Militar foi agredido com uma garrafa na cabeça e transportado ao hospital onde diz ter sido suturado com quatro pontos.

Um militar da GNR foi agredido, no passado sábado, quando tentava interromper uma festa, em Carvoeiro, no concelho de Lagoa. O militar tentava alertar para o cumprimento do dever de recolhimento obrigatório imposto pelo estado de emergência em vigor.

A notícia foi avançada pelo jornal Sul Informação e confirmada pelo DN esta segunda-feira.

É a segunda agressão a militares da GNR, no concelho de Lagoa, no espaço de uma semana, recorda o jornal.

Fonte do Comando da GNR de Faro adiantou ao Sul Informação que o episódio ocorreu cerca das 20h30 e que foram os vizinhos que chamaram a GNR uma vez que estava a decorrer um churrasco. Um dos dois militares da patrulha foi agredido com "uma garrafa de cerveja na cabeça" e precisou de ser suturado na cabeça.

Tendo em conta a agressão ao militar, foram detidos dois homens, de 22 e 44 anos, pai e filho, por resistência e coação. Foram libertados com termo de identidade e residência. O caso baixou a inquérito no Tribunal de Portimão, adianta o Sul Informação.

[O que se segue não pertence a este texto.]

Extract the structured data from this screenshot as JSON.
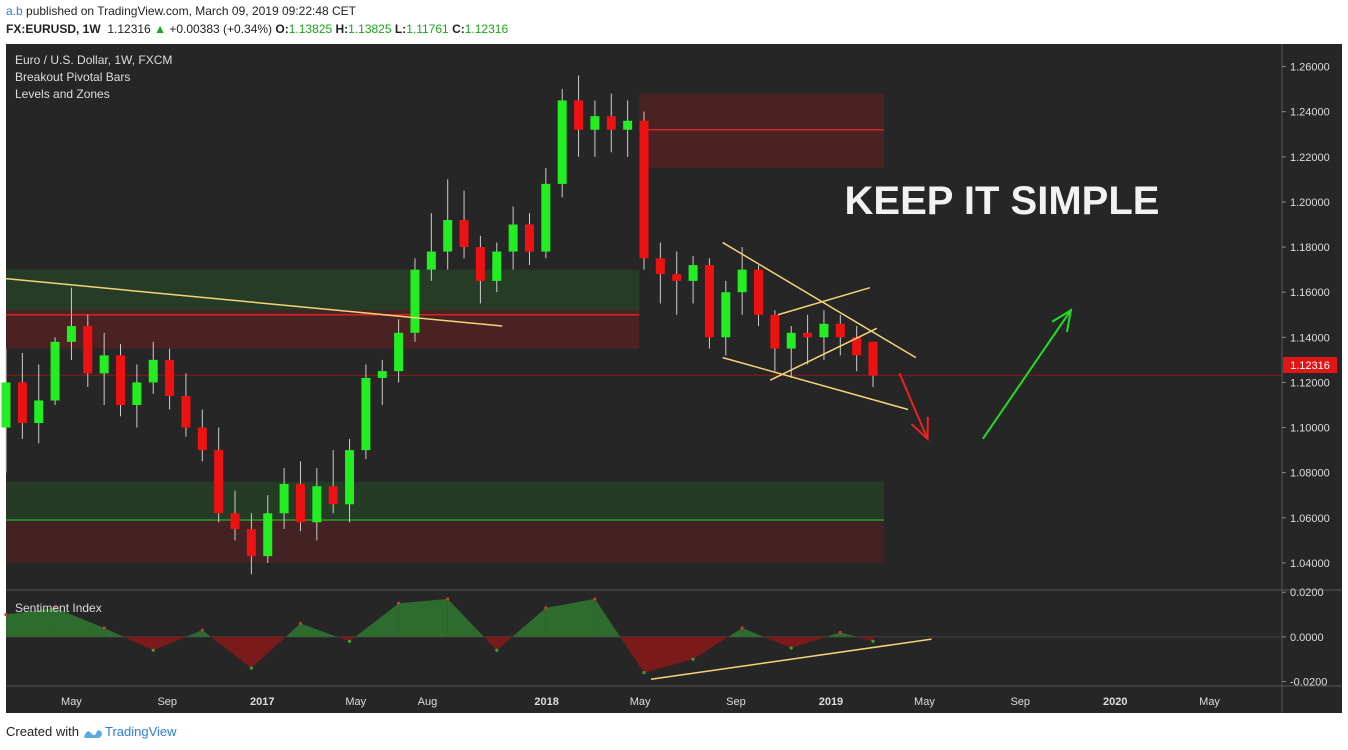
{
  "header": {
    "user": "a.b",
    "published": "published on TradingView.com, March 09, 2019 09:22:48 CET",
    "symbol_line": "FX:EURUSD, 1W",
    "last": "1.12316",
    "change_arrow": "▲",
    "change": "+0.00383 (+0.34%)",
    "o_label": "O:",
    "o": "1.13825",
    "h_label": "H:",
    "h": "1.13825",
    "l_label": "L:",
    "l": "1.11761",
    "c_label": "C:",
    "c": "1.12316"
  },
  "legend": {
    "line1": "Euro / U.S. Dollar, 1W, FXCM",
    "line2": "Breakout Pivotal Bars",
    "line3": "Levels and Zones"
  },
  "annotation": "KEEP IT SIMPLE",
  "indicator_label": "Sentiment Index",
  "price_tag": "1.12316",
  "footer": {
    "created": "Created with",
    "brand": "TradingView"
  },
  "colors": {
    "background": "#262626",
    "bull": "#22ee22",
    "bear": "#ee1111",
    "trendline": "#f4d47a",
    "arrow_up": "#22dd22",
    "arrow_down": "#ee2020",
    "sentiment_pos": "#2e6b2e",
    "sentiment_neg": "#7a1a1a"
  },
  "chart_data": {
    "type": "candlestick",
    "title": "Euro / U.S. Dollar, 1W, FXCM",
    "symbol": "FX:EURUSD",
    "timeframe": "1W",
    "y_axis": {
      "ticks": [
        "1.26000",
        "1.24000",
        "1.22000",
        "1.20000",
        "1.18000",
        "1.16000",
        "1.14000",
        "1.12000",
        "1.10000",
        "1.08000",
        "1.06000",
        "1.04000"
      ],
      "range": [
        1.028,
        1.27
      ]
    },
    "x_axis": {
      "ticks": [
        "May",
        "Sep",
        "2017",
        "May",
        "Aug",
        "2018",
        "May",
        "Sep",
        "2019",
        "May",
        "Sep",
        "2020",
        "May"
      ],
      "range": [
        "2016-02-07",
        "2020-08-02"
      ]
    },
    "last_price": 1.12316,
    "candles": [
      [
        "2016-02-07",
        1.1,
        1.135,
        1.08,
        1.12
      ],
      [
        "2016-02-28",
        1.12,
        1.133,
        1.095,
        1.102
      ],
      [
        "2016-03-20",
        1.102,
        1.128,
        1.093,
        1.112
      ],
      [
        "2016-04-10",
        1.112,
        1.14,
        1.11,
        1.138
      ],
      [
        "2016-05-01",
        1.138,
        1.162,
        1.13,
        1.145
      ],
      [
        "2016-05-22",
        1.145,
        1.15,
        1.118,
        1.124
      ],
      [
        "2016-06-12",
        1.124,
        1.142,
        1.11,
        1.132
      ],
      [
        "2016-07-03",
        1.132,
        1.137,
        1.105,
        1.11
      ],
      [
        "2016-07-24",
        1.11,
        1.128,
        1.1,
        1.12
      ],
      [
        "2016-08-14",
        1.12,
        1.138,
        1.115,
        1.13
      ],
      [
        "2016-09-04",
        1.13,
        1.135,
        1.108,
        1.114
      ],
      [
        "2016-09-25",
        1.114,
        1.124,
        1.096,
        1.1
      ],
      [
        "2016-10-16",
        1.1,
        1.108,
        1.085,
        1.09
      ],
      [
        "2016-11-06",
        1.09,
        1.1,
        1.058,
        1.062
      ],
      [
        "2016-11-27",
        1.062,
        1.072,
        1.05,
        1.055
      ],
      [
        "2016-12-18",
        1.055,
        1.062,
        1.035,
        1.043
      ],
      [
        "2017-01-08",
        1.043,
        1.07,
        1.04,
        1.062
      ],
      [
        "2017-01-29",
        1.062,
        1.082,
        1.055,
        1.075
      ],
      [
        "2017-02-19",
        1.075,
        1.085,
        1.054,
        1.058
      ],
      [
        "2017-03-12",
        1.058,
        1.082,
        1.05,
        1.074
      ],
      [
        "2017-04-02",
        1.074,
        1.09,
        1.062,
        1.066
      ],
      [
        "2017-04-23",
        1.066,
        1.095,
        1.058,
        1.09
      ],
      [
        "2017-05-14",
        1.09,
        1.128,
        1.086,
        1.122
      ],
      [
        "2017-06-04",
        1.122,
        1.13,
        1.11,
        1.125
      ],
      [
        "2017-06-25",
        1.125,
        1.148,
        1.12,
        1.142
      ],
      [
        "2017-07-16",
        1.142,
        1.175,
        1.138,
        1.17
      ],
      [
        "2017-08-06",
        1.17,
        1.195,
        1.165,
        1.178
      ],
      [
        "2017-08-27",
        1.178,
        1.21,
        1.17,
        1.192
      ],
      [
        "2017-09-17",
        1.192,
        1.205,
        1.175,
        1.18
      ],
      [
        "2017-10-08",
        1.18,
        1.185,
        1.155,
        1.165
      ],
      [
        "2017-10-29",
        1.165,
        1.182,
        1.16,
        1.178
      ],
      [
        "2017-11-19",
        1.178,
        1.198,
        1.17,
        1.19
      ],
      [
        "2017-12-10",
        1.19,
        1.195,
        1.172,
        1.178
      ],
      [
        "2017-12-31",
        1.178,
        1.215,
        1.175,
        1.208
      ],
      [
        "2018-01-21",
        1.208,
        1.25,
        1.202,
        1.245
      ],
      [
        "2018-02-11",
        1.245,
        1.256,
        1.22,
        1.232
      ],
      [
        "2018-03-04",
        1.232,
        1.245,
        1.22,
        1.238
      ],
      [
        "2018-03-25",
        1.238,
        1.248,
        1.222,
        1.232
      ],
      [
        "2018-04-15",
        1.232,
        1.245,
        1.22,
        1.236
      ],
      [
        "2018-05-06",
        1.236,
        1.24,
        1.17,
        1.175
      ],
      [
        "2018-05-27",
        1.175,
        1.182,
        1.155,
        1.168
      ],
      [
        "2018-06-17",
        1.168,
        1.178,
        1.15,
        1.165
      ],
      [
        "2018-07-08",
        1.165,
        1.176,
        1.155,
        1.172
      ],
      [
        "2018-07-29",
        1.172,
        1.175,
        1.135,
        1.14
      ],
      [
        "2018-08-19",
        1.14,
        1.165,
        1.132,
        1.16
      ],
      [
        "2018-09-09",
        1.16,
        1.18,
        1.15,
        1.17
      ],
      [
        "2018-09-30",
        1.17,
        1.172,
        1.145,
        1.15
      ],
      [
        "2018-10-21",
        1.15,
        1.152,
        1.125,
        1.135
      ],
      [
        "2018-11-11",
        1.135,
        1.145,
        1.122,
        1.142
      ],
      [
        "2018-12-02",
        1.142,
        1.15,
        1.128,
        1.14
      ],
      [
        "2018-12-23",
        1.14,
        1.152,
        1.13,
        1.146
      ],
      [
        "2019-01-13",
        1.146,
        1.15,
        1.132,
        1.14
      ],
      [
        "2019-02-03",
        1.14,
        1.145,
        1.125,
        1.132
      ],
      [
        "2019-02-24",
        1.138,
        1.138,
        1.118,
        1.123
      ]
    ],
    "sentiment_index": {
      "label": "Sentiment Index",
      "ticks": [
        "0.0200",
        "0.0000",
        "-0.0200"
      ],
      "range": [
        -0.022,
        0.021
      ],
      "x": [
        "2016-02-07",
        "2016-04-10",
        "2016-06-12",
        "2016-08-14",
        "2016-10-16",
        "2016-12-18",
        "2017-02-19",
        "2017-04-23",
        "2017-06-25",
        "2017-08-27",
        "2017-10-29",
        "2017-12-31",
        "2018-03-04",
        "2018-05-06",
        "2018-07-08",
        "2018-09-09",
        "2018-11-11",
        "2019-01-13",
        "2019-02-24"
      ],
      "values": [
        0.01,
        0.013,
        0.004,
        -0.006,
        0.003,
        -0.014,
        0.006,
        -0.002,
        0.015,
        0.017,
        -0.006,
        0.013,
        0.017,
        -0.016,
        -0.01,
        0.004,
        -0.005,
        0.002,
        -0.002
      ]
    },
    "drawings": {
      "zones": [
        {
          "from": "2016-02-07",
          "to": "2018-04-30",
          "top": 1.152,
          "bottom": 1.135,
          "line": 1.15,
          "fill": "red"
        },
        {
          "from": "2016-02-07",
          "to": "2018-04-30",
          "top": 1.17,
          "bottom": 1.152,
          "fill": "green"
        },
        {
          "from": "2018-04-30",
          "to": "2019-03-10",
          "top": 1.248,
          "bottom": 1.215,
          "line": 1.232,
          "fill": "red"
        },
        {
          "from": "2016-02-07",
          "to": "2019-03-10",
          "top": 1.076,
          "bottom": 1.04,
          "line": 1.059,
          "fill": "green-red"
        }
      ],
      "trendlines": [
        {
          "from": [
            "2016-02-07",
            1.166
          ],
          "to": [
            "2017-11-05",
            1.145
          ]
        },
        {
          "from": [
            "2018-08-15",
            1.182
          ],
          "to": [
            "2019-04-20",
            1.131
          ]
        },
        {
          "from": [
            "2018-08-15",
            1.131
          ],
          "to": [
            "2019-04-10",
            1.108
          ]
        },
        {
          "from": [
            "2018-10-25",
            1.15
          ],
          "to": [
            "2019-02-20",
            1.162
          ]
        },
        {
          "from": [
            "2018-10-15",
            1.121
          ],
          "to": [
            "2019-03-01",
            1.144
          ]
        }
      ],
      "indicator_trendline": {
        "from": [
          "2018-05-15",
          -0.019
        ],
        "to": [
          "2019-05-10",
          -0.001
        ]
      },
      "arrows": [
        {
          "direction": "down",
          "from": [
            "2019-03-30",
            1.124
          ],
          "to": [
            "2019-05-05",
            1.095
          ]
        },
        {
          "direction": "up",
          "from": [
            "2019-07-15",
            1.095
          ],
          "to": [
            "2019-11-05",
            1.152
          ]
        }
      ]
    }
  }
}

No domingo, dia 22 de março, um militar da GNR já tinha sido agredido, também no concelho de Lagoa, por dois jovens que estavam em incumprimento do dever de recolhimento obrigatório.

O militar agredido contou o episódio na sua página de Facebook, um texto só partilhado com amigos da rede social, e onde diz que "é este o agradecimento e respeito que os cidadãos têm para com a autoridade. De salientar que foi uma situação com um grupo de indivíduos que não vale pena revelar a nacionalidade para não causar ódio que mesmo sabendo o estado de emergência e todos os deveres e cuidados que devemos ter para com a pandemia que o mundo está a viver e que ninguém imaginava passar, mesmo assim estariam a fazer uma festa em família como se nada de anormal estivesse a acontecer".

"Levo aqui 4 pontos e uma marca para a vida, felizmente não tenho mulher nem filhos, mas e se tivesse, como seria chegar a casa e verem o pai ou o marido nesta situação", escreve ainda o militar.